Visual search, on the other hand, will be largely tethered to mobile devices for now due to the requirement of a good camera and the processing power required, which would be hard to build into wearables today. In addition, the “point-and-search’ gesture required by visual search also means that it is unsuitable for most connected devices. The obvious path forward for unshackling visual search from handsets is smart glasses, which perfectly aligns the camera with the field of vision and therefore transforms the trigger gesture from “point-and-search” to “look-and-search,” providing contextual information and actions for any object we can see. But until smart glasses can overcome the manufacturing and adoption hurdles, visual search will remain first and foremost as a mobile feature.

What Brands Need To Do

Given these disparate differences in between the two, brands will need to think carefully when they tackle these two emerging search methods. In general, here are the three principles that brands should heed when its comes to voice and visual search.

1. Index your site and work with platform owners

The shift toward voice and visual search will present new opportunities for brands to work with search platform owners to make sure that the search results deliver the relevant branded content to users. This is especially urgent in voice search, where only top results are likely to be surfaced.

Brands will need to to revamp their websites and online stores to make sure that all images and site maps are properly indexed and optimized for voice and visual search engines to parse through. According to Gartner’s estimation, early adopter brands that redesign their websites to support visual and voice search will increase digital commerce revenue by 30% by 2021.

Brands that redesign their websites to support visual and voice search will increase digital commerce revenue by 30%.

2. Determine which one of the two to prioritize

The inherent differences between voice and visual search result in different use cases. From a brand marketing perspective, this means that service-oriented brands, such as those in travel and fitness, will be relying more on voice search, while product-oriented brands, such as those in CPG and fashion industries, will be more geared towards visual search.

For some brands, both voice and visual search will be important lead-generating channels for different aspects of your business. For example, auto brands will need to invest in visual search to allow auto buyers to identify your car models easily, and they also need to optimize for voice search to make it easier for people to find their nearest dealerships. For entertainment brands, voice search would be great for finding local theaters and checking for showtimes, and visual search will be great for surfacing additional content for your out-of-home ads

3. Get ready to move from SEO toward SCO

As more and more consumers start to pick up voice and visual search, we will soon enter a whole new world of search optimization where the traditional SEO practices won’t suffice.

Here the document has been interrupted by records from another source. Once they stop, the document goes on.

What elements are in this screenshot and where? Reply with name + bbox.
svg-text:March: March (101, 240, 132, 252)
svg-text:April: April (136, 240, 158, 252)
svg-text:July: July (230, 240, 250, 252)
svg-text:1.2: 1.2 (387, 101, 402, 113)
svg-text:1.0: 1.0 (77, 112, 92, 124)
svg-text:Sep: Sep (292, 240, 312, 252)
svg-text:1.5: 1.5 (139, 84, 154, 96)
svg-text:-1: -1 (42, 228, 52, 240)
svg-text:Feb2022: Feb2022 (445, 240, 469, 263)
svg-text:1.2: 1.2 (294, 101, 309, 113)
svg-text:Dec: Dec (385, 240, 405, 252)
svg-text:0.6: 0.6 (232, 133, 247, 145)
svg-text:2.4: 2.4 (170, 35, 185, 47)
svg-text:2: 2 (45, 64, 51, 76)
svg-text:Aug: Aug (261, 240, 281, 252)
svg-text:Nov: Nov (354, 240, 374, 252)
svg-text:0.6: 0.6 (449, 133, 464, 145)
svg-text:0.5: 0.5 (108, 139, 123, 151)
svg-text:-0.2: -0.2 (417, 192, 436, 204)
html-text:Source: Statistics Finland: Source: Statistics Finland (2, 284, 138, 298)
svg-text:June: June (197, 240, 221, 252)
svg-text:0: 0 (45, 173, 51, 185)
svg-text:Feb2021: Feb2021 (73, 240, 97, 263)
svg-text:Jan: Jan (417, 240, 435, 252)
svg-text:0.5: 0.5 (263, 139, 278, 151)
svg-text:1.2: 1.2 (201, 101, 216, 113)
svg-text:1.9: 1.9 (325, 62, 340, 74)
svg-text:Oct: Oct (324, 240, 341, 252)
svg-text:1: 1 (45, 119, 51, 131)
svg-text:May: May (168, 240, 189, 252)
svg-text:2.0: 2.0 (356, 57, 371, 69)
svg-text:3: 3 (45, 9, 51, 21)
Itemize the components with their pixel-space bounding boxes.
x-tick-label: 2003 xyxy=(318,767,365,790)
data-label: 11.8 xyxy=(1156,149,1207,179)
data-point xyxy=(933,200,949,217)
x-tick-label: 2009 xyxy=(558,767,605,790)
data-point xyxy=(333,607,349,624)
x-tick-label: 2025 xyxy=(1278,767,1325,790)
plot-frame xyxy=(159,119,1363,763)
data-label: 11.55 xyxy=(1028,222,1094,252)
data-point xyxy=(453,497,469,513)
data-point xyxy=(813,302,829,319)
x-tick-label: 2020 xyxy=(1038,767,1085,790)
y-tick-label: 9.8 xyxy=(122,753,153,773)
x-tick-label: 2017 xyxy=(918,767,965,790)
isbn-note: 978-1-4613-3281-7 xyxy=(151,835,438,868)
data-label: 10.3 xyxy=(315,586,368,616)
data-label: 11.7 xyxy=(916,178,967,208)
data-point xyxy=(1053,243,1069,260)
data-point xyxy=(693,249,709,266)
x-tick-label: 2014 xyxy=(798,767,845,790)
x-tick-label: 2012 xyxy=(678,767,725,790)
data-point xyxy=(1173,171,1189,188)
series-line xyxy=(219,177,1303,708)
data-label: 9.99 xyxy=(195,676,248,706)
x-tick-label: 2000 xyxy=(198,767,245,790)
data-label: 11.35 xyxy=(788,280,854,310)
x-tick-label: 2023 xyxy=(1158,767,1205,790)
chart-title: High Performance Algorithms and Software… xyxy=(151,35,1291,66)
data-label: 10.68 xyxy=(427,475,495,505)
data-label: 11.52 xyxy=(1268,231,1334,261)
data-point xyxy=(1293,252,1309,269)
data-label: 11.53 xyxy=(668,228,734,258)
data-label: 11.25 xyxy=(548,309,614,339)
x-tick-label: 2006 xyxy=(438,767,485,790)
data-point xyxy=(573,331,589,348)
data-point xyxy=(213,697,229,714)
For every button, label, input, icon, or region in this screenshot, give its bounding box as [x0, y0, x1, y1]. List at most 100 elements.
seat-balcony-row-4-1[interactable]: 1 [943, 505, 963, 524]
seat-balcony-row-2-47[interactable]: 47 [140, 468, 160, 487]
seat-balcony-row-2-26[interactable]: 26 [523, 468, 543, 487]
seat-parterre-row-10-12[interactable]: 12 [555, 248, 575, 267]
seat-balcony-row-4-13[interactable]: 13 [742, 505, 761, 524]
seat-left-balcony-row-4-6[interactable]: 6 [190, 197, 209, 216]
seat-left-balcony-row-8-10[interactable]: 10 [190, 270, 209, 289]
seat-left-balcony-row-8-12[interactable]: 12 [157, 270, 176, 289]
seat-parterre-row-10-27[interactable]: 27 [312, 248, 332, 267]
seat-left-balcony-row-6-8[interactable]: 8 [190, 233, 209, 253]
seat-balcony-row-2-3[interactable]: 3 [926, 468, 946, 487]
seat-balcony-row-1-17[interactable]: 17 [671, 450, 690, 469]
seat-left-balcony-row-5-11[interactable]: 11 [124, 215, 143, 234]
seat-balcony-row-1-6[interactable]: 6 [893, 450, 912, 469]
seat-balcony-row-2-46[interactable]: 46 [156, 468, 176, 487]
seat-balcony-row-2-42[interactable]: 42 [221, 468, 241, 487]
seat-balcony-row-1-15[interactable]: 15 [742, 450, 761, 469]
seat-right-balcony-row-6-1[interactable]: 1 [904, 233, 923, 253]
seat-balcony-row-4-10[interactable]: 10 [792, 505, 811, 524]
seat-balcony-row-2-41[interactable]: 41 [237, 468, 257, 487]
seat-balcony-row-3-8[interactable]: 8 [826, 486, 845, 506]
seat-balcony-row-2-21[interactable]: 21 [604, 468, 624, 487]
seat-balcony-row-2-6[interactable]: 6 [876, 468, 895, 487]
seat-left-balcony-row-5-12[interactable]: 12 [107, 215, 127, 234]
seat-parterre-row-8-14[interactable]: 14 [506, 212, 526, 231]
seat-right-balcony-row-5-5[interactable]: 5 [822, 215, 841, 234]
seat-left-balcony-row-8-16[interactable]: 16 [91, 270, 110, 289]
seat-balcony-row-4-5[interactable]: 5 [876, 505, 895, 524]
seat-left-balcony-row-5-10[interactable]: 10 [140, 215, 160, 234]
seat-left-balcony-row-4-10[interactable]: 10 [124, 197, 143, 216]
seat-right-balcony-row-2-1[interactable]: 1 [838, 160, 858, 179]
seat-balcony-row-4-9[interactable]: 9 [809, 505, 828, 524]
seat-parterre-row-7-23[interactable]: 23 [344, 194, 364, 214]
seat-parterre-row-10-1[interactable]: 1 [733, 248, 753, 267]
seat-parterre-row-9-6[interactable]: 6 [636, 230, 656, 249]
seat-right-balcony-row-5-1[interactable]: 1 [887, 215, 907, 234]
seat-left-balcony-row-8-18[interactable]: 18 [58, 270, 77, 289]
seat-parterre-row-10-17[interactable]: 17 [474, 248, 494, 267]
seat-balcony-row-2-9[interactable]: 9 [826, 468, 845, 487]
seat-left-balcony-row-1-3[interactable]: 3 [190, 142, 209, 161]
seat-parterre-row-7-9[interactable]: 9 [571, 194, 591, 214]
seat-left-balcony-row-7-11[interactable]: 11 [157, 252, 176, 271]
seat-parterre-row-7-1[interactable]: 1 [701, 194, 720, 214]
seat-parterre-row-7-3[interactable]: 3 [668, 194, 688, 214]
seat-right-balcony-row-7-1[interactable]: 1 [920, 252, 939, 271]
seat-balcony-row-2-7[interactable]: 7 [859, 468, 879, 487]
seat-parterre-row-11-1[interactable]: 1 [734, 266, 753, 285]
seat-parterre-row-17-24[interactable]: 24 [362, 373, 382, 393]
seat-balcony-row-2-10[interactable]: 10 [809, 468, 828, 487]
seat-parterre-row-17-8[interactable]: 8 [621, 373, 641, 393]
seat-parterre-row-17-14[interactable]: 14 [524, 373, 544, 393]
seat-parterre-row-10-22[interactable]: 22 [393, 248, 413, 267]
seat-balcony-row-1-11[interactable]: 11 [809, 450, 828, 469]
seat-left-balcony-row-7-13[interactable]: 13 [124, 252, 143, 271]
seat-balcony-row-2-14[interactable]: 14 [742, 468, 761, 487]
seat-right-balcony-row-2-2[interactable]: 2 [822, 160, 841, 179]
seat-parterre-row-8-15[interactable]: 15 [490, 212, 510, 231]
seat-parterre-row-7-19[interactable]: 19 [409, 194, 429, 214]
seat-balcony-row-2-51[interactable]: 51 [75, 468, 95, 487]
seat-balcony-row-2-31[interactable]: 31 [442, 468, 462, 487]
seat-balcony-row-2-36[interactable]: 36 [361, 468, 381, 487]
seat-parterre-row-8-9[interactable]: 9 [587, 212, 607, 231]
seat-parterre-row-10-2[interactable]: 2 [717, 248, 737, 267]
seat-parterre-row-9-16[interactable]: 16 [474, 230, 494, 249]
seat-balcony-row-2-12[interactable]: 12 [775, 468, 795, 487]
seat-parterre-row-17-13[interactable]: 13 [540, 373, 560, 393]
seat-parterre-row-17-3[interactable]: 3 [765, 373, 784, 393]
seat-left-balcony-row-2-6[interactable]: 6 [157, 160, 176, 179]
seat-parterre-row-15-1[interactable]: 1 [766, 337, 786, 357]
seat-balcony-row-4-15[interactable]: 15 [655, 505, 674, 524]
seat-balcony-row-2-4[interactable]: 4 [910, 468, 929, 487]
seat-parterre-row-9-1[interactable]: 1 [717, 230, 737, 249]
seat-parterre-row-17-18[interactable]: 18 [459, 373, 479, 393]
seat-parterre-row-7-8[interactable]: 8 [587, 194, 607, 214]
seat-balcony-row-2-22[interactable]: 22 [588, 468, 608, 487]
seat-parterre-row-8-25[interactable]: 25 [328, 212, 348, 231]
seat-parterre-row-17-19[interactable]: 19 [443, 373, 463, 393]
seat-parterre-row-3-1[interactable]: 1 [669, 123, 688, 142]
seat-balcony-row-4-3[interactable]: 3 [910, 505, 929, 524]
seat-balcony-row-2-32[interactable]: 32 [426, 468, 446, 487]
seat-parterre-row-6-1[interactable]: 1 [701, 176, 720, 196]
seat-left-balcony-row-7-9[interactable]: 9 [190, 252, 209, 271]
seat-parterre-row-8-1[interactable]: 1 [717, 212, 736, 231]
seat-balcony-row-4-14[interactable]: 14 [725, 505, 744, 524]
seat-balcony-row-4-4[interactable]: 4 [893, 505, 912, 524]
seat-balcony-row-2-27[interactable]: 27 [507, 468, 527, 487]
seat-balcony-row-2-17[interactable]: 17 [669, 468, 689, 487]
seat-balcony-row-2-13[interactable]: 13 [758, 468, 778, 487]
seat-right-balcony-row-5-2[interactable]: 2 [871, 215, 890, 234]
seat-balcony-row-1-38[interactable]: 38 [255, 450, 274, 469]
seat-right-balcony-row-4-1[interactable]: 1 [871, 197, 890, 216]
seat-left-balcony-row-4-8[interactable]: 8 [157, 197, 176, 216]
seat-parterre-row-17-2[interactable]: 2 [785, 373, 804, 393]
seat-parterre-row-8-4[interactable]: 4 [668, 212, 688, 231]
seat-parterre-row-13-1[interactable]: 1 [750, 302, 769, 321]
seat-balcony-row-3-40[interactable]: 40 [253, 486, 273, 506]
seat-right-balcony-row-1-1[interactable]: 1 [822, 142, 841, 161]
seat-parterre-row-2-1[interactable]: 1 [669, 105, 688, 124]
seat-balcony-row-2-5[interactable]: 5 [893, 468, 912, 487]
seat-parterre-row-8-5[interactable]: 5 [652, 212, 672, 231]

As for potential media opportunities, search platform owners may add sponsored messages to voice search or “sponsored similar items” to visual search, but none has yet to figured out how to do so without severely disrupting the user experience just yet. Nevertheless, brands need to look ahead and start shifting their SEO focus towards an SCO (Search Channel Optimization) approach so as to acknowledge and optimize against the differing characteristics and applications of the two new searches that we dived into earlier.

Looking ahead, we see an inevitable convergence of the two AI-powered search methods to create a full-on AI search.

Looking ahead, we see an inevitable convergence of the two AI-powered search methods to create a full-on AI search. Instead of using just one input medium (text, image, or audio), we will be using all three to ask our AI assistant to search for whatever we are seeing, hearing, or thinking about, just like we would ask a human friend in real life. Contextual information such as location, time of the day, and the weather, coupled with a myriad of personal preferences, will all be taken into account in delivering the most relevant search results. But until that convergence happens, brand marketers should focus primarily on optimizing search in terms of the expanding platforms and channels.